C'est dans ce contexte d'oppression coloniale constante depuis au moins la répression de l'insurrection des patriotes de 1838 que, au cours des années 1960, ceux que les colons anglais appelaient alors souvent « les nègres blancs d'Amérique » firent une « révolution tranquille » mettant le Québec sur la carte du monde, certains militants plus radicaux empruntant alors la voie de ce que le pouvoir allait dénommer le « terrorisme ». « Révolution tranquille » qui connut d'ailleurs quelques moments pas si tranquilles que cela puisque plusieurs vagues de répressions se succédèrent, que la proclamation de la « loi des mesures de guerre » vit plusieurs centaines de personnes arrêtées, certaines d'entre elles étant ensuite traînées devant les tribunaux avec des accusations qui se révélèrent fantaisistes. C'est aussi à cette époque que les dirigeants des trois plus grandes centrales syndicales du Québec furent mis en prison pour avoir soutenu une grève déclarée illégale. Au cours de ces années de luttes, le Québec devint la région d'Amérique du Nord ayant les lois sociales les plus progressistes et, sous cette pression constante, tout le Canada dut suivre une politique sociale et internationale relativement déconnectée de celle de son puissant voisin du Sud. Ce qui explique que le Canada ne rompit jamais ses relations diplomatiques avec Cuba et accueillit de nombreux Etasuniens fuyant la conscription militaire pendant la guerre du Vietnam.
 
Puis comme ailleurs, vint le reflux des trente dernières décennies de régressions au point où, encore à la fin de l'année 2011, les médias et les autorités pouvaient prétendre que la page de « l'exception québecoise » était tournée, et que, comme dans le reste du Canada, le peuple n'existait plus ou cherchait seulement à faire des affaires ou à se trouver des « jobs », précaires. L'élection d'un député de gauche radicale d'origine iranienne appartenant au parti « Québec solidaire » pouvait sembler n'être qu'un incident de parcours sur la voie de la « normalisation » à l'américaine. Pourtant, le feu couvait sous la cendre.
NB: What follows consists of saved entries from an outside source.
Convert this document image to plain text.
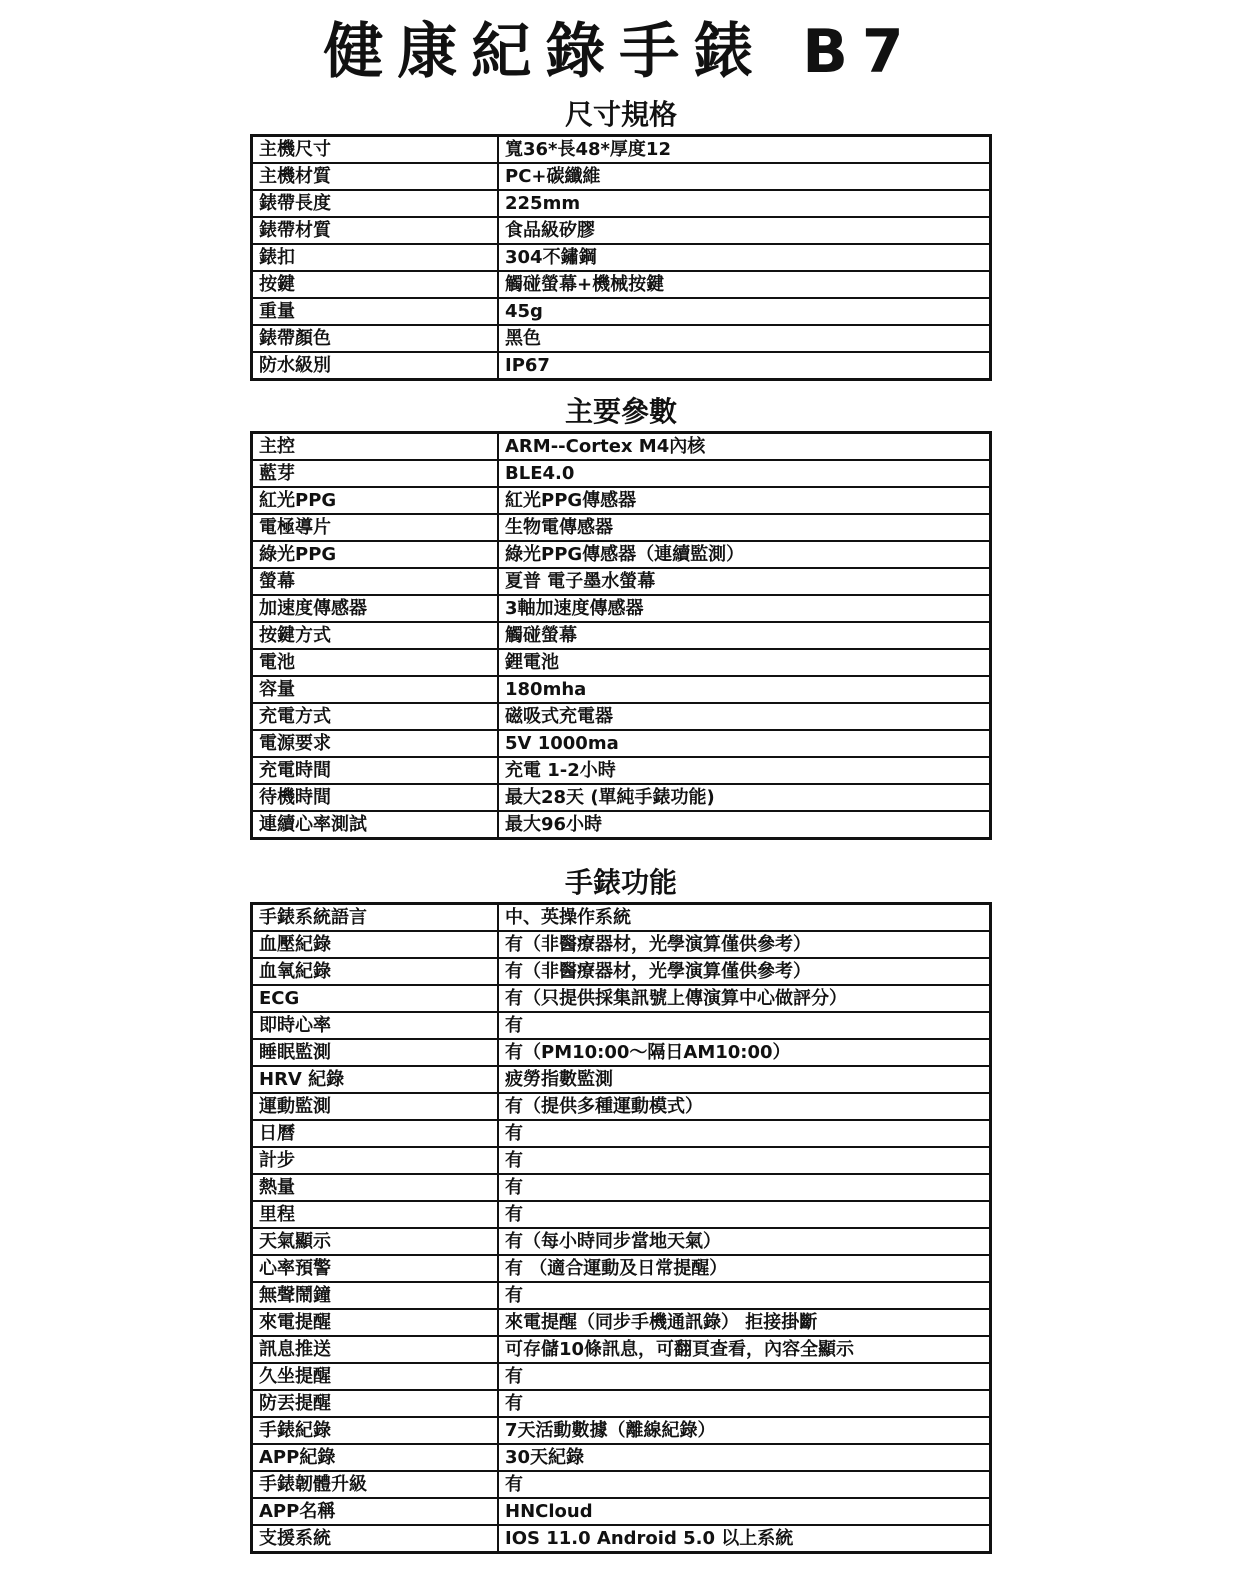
健康紀錄手錶 B7
尺寸規格
主機尺寸	寬36*長48*厚度12
主機材質	PC+碳纖維
錶帶長度	225mm
錶帶材質	食品級矽膠
錶扣	304不鏽鋼
按鍵	觸碰螢幕+機械按鍵
重量	45g
錶帶顏色	黑色
防水級別	IP67
主要參數
主控	ARM--Cortex M4內核
藍芽	BLE4.0
紅光PPG	紅光PPG傳感器
電極導片	生物電傳感器
綠光PPG	綠光PPG傳感器（連續監測）
螢幕	夏普 電子墨水螢幕
加速度傳感器	3軸加速度傳感器
按鍵方式	觸碰螢幕
電池	鋰電池
容量	180mha
充電方式	磁吸式充電器
電源要求	5V 1000ma
充電時間	充電 1-2小時
待機時間	最大28天 (單純手錶功能)
連續心率測試	最大96小時
手錶功能
手錶系統語言	中、英操作系統
血壓紀錄	有（非醫療器材，光學演算僅供參考）
血氧紀錄	有（非醫療器材，光學演算僅供參考）
ECG	有（只提供採集訊號上傳演算中心做評分）
即時心率	有
睡眠監測	有（PM10:00～隔日AM10:00）
HRV 紀錄	疲勞指數監測
運動監測	有（提供多種運動模式）
日曆	有
計步	有
熱量	有
里程	有
天氣顯示	有（每小時同步當地天氣）
心率預警	有 （適合運動及日常提醒）
無聲鬧鐘	有
來電提醒	來電提醒（同步手機通訊錄） 拒接掛斷
訊息推送	可存儲10條訊息，可翻頁查看，內容全顯示
久坐提醒	有
防丟提醒	有
手錶紀錄	7天活動數據（離線紀錄）
APP紀錄	30天紀錄
手錶韌體升級	有
APP名稱	HNCloud
支援系統	IOS 11.0 Android 5.0 以上系統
Une série de revendications parallèles s'étaient succédées, allant d'une mobilisation massive contre l'OTAN et ses guerres à la dénonciation du pillage des ressources naturelles québecoises par les grandes entreprises supranationales ce qui aboutit au lancement début 2012 du « plan Nord » faisant fi des droits des Amérindiens et des obligations environnementales.
 
 Voilà donc dans quel contexte, en 2012, le « naturel revint au galop » avec une telle force qu'on ne peut plus prétendre désormais que le peuple québecois est endormi ! Depuis plus de trois mois en effet, le Québec vit à l'heure d'un conflit où la grande majorité des étudiants et lycéens québecois s'oppose à l'augmentation des tarifs d'inscription. Un conflit qui dépasse largement cette dernière question, car il réveille et rassemble l'ensemble des revendications fragmentaires qui avaient été émises au cours de la dernière décennie par différents groupes critiques envers le système dominant l'Amérique du Nord et le monde.
 
Des manifestations se succèdent depuis trois mois, souvent violemment réprimées, généralement accompagnées de très nombreuses arrestations et pouvant rassembler plus de 200 000 participants pour une « province » comptant 7 millions d'habitants. Elles ont déstabilisé son gouvernement libéral, entraînant la démission de la ministre de l’éducation, Line Beauchamp, et poussant en fin de compte le chef de son gouvernement, Jean Charest, à faire adopter le 17 mai une « loi spéciale » rendant, entre autre, illégale l'organisation de piquets de grève et les tentatives faites par les manifestants de se protéger des informateurs de la police en portant des cagoules. Alors que l'on sait au Canada, qu'il est arrivé que la police utilise des agents provocateurs <http://www.youtube.com/watch?v=gAfzUOx53Rg >.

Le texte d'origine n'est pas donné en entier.